性格によってうつの症状が異なる|モヤモヤの謎を徹底解明

心の休養と治し方

病院

休養の重要性

うつ状態が長く続いた末、心療内科や精神科を受診してうつ病と診断された後には本格的な治療が始まります。うつ病治療には大きく分けて薬物療法と精神療法の2つがありますが、休養もまた3つ目の治療法と言えるくらいに重要です。うつ病を発症した患者さんは、さまざまなストレスによって心が疲労困憊した状態にあります。どういうメカニズムで発症に至るのか、現代医学でもまだ完全には解明されていませんが、脳内神経細胞の活動低下が症状の原因だという点は間違いありません。神経細胞の活動が低下すると、脳内の情報伝達がうまく働かなくなります。症状の顕著な特徴と言える長期間のうつ状態も、そのことが原因で生じるのです。喜びや楽しみを感じにくくなったり、意欲が湧かなくなったり、食欲が衰えたりするのも同様です。人間の身体もまた、筋肉が疲労すると運動能力が衰えてきます。疲労困憊の状態では身動きするのも億劫になるものです。同じ状態が脳で発生すれば、心に大きな影響が出てきます。うつ病とそうでない状態との違いは、1日や2日休んだだけでは疲労困憊の状態から回復できないという点です。うつ病を発症する患者さんの多くは真面目で責任感が強く、仕事や家事、勉強にも人一倍がんばっている人たちです。そのような性格だからこそ、うつ病にもなりやすいのです。治療のためだからと言って仕事や家事を休んだりすることには罪悪感を覚えがちですが、薬物療法や精神療法だけでは十分な効果が得られないことも少なくありません。休養とうまく併用することで、他の治療法も高い効果を上げられるのです。

時間をかけて治す

ある程度症状が進行してしまった患者さんの場合は、休養だけでうつ病を治療するのも難しくなります。
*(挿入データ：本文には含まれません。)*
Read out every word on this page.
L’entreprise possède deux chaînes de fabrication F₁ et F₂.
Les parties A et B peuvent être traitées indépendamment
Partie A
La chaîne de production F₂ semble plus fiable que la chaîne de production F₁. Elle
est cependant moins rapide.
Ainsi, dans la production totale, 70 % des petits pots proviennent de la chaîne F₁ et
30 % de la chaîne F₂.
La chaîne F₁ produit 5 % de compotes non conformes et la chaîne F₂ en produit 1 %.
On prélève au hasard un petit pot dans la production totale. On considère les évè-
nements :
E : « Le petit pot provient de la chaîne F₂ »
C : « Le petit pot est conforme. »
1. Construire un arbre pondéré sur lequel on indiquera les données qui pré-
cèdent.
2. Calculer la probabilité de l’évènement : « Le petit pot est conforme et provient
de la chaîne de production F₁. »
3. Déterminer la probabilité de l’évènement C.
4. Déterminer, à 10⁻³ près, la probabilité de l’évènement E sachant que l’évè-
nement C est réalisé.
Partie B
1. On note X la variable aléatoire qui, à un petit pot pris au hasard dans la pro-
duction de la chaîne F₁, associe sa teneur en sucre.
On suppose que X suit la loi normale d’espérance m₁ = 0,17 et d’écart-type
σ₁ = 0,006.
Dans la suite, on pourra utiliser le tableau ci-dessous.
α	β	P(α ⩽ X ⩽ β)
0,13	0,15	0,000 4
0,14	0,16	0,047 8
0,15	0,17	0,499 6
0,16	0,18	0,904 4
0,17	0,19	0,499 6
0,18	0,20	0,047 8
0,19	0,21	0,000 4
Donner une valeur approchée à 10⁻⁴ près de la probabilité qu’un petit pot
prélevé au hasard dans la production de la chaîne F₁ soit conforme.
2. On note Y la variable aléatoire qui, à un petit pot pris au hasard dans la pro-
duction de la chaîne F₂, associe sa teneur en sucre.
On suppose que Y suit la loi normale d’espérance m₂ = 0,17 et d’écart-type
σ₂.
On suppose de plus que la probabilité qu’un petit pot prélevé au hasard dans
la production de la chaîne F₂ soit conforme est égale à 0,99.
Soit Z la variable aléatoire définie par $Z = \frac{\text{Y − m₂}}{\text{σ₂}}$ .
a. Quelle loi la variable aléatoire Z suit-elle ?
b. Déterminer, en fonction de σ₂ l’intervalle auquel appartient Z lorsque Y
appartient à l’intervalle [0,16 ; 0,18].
そこで心療内科や精神科での治療が重要になってくるわけですが、焦る必要はありません。すぐには治療効果が表れないケースも多く、症状改善にはある程度の時間を要するものです。精神科医や臨床心理士を信頼し、粘り強く治療を続けていけば、症状が好転するときは必ず訪れます。患者さんの症状や副作用などの状態を見ながら、医師は適切な薬を処方します。心の病気とは言え、うつ病には脳内神経伝達物質の活動低下という明確な生理学的な原因があります。その状態を改善させるために抗うつ薬が処方されるのです。神経伝達の乱れを薬によって調整しつつ、休養や精神療法によって心も少しずつ元気を取り戻していきます。うつ病の患者さんは、物事をどうしても否定的に考えがちになっています。精神療法はそうした思考パターンを前向きに変えると同時に、人間に対する信頼を取り戻していくための過程とも言えます。精神科医や臨床心理士との対話を通じて心が弾力を取り戻していけば、症状改善も見えてきます。治療の過程では、すべての患者さんが必ずしも一直線に治るわけではありません。行ったり戻ったりを繰り返しながらも少しずつ前進していくように、一歩一歩症状を改善させていくのです。患者さんが自分の力で自分の心を治していくためには、それだけ時間がかかります。医師や臨床心理士はそのサポート役として、患者さんに寄り添いながら治療を助けてくれます。